I learned to assume their tongue and pronounce words the way they do. Before, I learned that “d” was silent in “Wednesday”. Then I learned that the Australian “Wednesday” is pronounced as resounding “Wenes-die”. Media was also a good companion in my learning process. The more Australian movies and music I became exposed to, the better I learned about the language and the propriety of usage and application of expressions and idioms. Apparently, Australia’s culture and history has an impact, and justification, for their linguistic stature.
Its language is characterized by a rich and diverse collection of vocabulary, idioms and slang compiled through Aboriginal, British and American influences (Mak). I was surprised at the unusual friendliness or seeming forwardness of Australian language. Australian English is said to be egalitarian, or characterized by democracy and seemingly lack of censorship or restriction (Convict Creations).
It would be usual for people to call their higher ups by their first name, or even greet their politicians with a simple and forward “G’day, how ya goin’? Even formal letters are opened with “Dear first name” rather than addressing the recipient with Ms. /Mr. /Mrs. In Filipino or even American cultural contexts this may seem impolite, but in Australia, it was just in order.
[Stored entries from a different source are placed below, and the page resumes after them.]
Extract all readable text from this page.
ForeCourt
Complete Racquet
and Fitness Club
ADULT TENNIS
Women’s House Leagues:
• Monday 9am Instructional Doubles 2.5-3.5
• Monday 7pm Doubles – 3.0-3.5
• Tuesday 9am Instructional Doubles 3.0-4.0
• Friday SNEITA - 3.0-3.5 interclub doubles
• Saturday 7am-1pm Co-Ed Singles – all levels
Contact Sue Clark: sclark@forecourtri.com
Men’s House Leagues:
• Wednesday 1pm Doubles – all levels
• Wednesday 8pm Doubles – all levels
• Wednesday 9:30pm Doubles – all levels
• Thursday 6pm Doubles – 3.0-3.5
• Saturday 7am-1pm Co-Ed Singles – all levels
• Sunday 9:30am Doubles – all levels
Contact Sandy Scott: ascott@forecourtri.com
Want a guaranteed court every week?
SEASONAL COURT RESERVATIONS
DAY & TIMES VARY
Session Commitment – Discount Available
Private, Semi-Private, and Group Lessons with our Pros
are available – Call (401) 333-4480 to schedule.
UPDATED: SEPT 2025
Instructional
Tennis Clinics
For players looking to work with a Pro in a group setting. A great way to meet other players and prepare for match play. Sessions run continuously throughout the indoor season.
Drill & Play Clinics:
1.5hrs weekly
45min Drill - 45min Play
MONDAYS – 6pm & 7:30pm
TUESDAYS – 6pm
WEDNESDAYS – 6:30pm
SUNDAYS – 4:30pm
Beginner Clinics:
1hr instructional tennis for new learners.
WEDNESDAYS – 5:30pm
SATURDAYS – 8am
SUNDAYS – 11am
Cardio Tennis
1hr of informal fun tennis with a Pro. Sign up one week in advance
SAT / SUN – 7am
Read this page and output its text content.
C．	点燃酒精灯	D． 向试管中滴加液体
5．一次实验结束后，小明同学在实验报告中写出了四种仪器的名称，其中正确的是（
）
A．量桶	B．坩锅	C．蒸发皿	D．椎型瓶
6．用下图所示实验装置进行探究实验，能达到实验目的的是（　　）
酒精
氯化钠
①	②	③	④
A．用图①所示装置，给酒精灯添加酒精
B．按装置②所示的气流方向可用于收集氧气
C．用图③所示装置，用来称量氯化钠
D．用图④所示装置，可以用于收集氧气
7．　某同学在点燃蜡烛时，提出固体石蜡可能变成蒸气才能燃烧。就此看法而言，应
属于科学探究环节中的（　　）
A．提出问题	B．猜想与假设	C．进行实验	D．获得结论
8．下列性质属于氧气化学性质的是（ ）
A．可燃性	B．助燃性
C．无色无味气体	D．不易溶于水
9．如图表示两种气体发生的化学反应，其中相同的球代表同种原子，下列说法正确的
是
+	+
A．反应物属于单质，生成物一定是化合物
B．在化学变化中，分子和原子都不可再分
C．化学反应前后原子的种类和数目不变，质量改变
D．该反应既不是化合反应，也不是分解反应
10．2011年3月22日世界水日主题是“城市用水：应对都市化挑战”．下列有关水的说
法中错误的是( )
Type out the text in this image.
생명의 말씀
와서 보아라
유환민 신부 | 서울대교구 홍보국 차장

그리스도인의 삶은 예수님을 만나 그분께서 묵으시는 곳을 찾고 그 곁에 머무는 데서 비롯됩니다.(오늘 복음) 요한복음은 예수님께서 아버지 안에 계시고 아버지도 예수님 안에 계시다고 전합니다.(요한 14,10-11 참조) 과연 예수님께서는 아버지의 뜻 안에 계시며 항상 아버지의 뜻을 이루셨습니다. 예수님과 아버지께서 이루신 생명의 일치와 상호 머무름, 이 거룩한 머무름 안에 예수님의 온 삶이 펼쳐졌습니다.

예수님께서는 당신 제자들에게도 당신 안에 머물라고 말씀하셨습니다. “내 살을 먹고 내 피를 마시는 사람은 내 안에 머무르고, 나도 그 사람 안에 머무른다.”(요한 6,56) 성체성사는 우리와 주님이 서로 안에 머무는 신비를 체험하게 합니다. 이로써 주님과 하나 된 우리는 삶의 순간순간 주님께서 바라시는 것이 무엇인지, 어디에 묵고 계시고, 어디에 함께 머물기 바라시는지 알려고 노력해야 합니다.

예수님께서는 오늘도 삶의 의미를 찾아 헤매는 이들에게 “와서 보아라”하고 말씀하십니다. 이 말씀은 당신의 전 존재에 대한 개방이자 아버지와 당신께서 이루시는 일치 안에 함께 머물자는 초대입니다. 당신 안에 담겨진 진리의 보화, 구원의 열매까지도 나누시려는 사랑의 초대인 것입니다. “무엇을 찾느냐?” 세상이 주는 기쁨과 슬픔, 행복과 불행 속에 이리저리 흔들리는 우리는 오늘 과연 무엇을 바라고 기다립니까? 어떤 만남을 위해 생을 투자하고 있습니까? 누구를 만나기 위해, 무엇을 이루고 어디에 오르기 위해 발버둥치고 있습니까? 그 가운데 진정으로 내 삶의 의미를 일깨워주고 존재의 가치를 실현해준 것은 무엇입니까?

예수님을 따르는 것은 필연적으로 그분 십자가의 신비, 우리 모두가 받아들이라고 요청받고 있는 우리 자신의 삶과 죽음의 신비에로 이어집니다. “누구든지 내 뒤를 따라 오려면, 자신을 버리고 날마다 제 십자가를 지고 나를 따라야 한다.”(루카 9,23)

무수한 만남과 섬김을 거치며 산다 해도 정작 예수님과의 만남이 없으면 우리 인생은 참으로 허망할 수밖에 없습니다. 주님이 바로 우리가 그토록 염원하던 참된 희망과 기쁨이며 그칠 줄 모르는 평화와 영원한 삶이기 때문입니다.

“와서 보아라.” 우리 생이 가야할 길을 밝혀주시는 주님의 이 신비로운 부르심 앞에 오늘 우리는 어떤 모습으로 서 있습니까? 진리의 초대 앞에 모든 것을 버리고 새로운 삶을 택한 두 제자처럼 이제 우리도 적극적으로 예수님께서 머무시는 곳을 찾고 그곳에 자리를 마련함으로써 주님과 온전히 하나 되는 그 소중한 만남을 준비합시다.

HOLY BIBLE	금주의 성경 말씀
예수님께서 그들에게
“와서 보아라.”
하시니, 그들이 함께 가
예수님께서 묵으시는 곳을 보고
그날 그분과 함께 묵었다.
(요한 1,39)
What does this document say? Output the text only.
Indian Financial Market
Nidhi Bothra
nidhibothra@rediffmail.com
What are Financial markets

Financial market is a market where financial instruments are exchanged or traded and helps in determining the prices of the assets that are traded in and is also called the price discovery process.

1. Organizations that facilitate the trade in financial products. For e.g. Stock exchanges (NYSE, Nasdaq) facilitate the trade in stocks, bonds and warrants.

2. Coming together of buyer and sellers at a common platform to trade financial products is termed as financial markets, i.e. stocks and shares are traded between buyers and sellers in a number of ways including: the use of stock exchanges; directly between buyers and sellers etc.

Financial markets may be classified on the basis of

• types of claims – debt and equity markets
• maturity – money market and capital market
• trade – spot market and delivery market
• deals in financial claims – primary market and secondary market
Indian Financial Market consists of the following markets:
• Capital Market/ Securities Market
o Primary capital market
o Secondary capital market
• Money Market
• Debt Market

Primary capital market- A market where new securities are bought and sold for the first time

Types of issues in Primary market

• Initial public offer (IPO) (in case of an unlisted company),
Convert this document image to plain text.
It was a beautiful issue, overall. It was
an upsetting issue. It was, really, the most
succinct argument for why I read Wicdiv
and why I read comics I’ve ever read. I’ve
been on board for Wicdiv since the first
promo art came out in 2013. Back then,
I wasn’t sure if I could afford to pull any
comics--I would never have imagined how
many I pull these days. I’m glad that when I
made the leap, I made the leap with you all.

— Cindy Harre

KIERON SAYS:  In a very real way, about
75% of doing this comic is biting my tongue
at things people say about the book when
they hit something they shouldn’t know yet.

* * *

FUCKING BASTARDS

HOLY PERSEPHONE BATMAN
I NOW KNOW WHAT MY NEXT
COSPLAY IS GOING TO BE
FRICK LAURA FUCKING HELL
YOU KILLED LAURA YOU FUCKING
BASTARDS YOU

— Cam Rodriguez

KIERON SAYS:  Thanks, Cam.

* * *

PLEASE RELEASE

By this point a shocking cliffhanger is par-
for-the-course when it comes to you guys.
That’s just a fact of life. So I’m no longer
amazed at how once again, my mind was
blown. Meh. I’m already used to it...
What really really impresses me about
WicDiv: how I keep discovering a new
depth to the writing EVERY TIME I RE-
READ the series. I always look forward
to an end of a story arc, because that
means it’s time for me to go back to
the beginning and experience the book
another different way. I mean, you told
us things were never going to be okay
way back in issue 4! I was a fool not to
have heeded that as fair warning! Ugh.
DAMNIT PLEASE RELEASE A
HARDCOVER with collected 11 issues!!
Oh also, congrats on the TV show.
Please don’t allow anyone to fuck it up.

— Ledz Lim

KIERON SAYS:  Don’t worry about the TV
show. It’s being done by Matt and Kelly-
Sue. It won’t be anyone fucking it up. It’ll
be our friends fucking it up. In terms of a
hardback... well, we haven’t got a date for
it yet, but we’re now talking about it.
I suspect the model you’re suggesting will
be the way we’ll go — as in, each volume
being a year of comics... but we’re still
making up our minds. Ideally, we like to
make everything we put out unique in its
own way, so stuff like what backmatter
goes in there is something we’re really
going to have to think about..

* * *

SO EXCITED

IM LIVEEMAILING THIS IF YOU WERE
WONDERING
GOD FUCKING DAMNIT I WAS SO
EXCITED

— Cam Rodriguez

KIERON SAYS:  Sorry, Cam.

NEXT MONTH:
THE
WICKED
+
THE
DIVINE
Australian English language also accommodated of a lot of inconsistencies in as much as the American English does. Rote learning, a learning style typically employed in formal grammar instruction also referred to as Parrot Learning or Regurgitation whereby the student takes anything the teacher says as gospel, seemed an inappropriate style in learning Australian English (Convict Creations).
It could be true because formal Australian English was more difficult for me to reconcile and learn. It made it more convenient for me to learn the language through actual practice and immersion than through textbooks. The Australian’s use of slang is used to show that the speaker belongs to the same group as the listener. Australians are constantly breaking down psychological barriers of formality and social distance through their use of slang. This breaking down of psychological barriers of formality results in a kind of invasion of personal space which has been known to offend foreigners (Mak).
My Australian English learning process was a tedious, but remarkable one. It gave me a sense that in learning a second or even a third language, I should not limit myself to a vacuum because language involves more than just the combination of words knitted in structures and forms, but more so, an interrelationship and intermeshing of cultural and social influences set in different contexts. It is but remarkable to note that the English language is continually minimizing the world into one global community as English is becoming more and more the common language of trade and interaction among different cultures.
If this trend continues, it is not surprising to find people from different ends of the globe speaking in one common language. The fact is, the basics of English is the same wherever part of the world it may be used. To be able to interact in this global community though, one must not only learn how to speak or write the language, but must also learn to embrace or at least recognize the cultural context within which it may be found.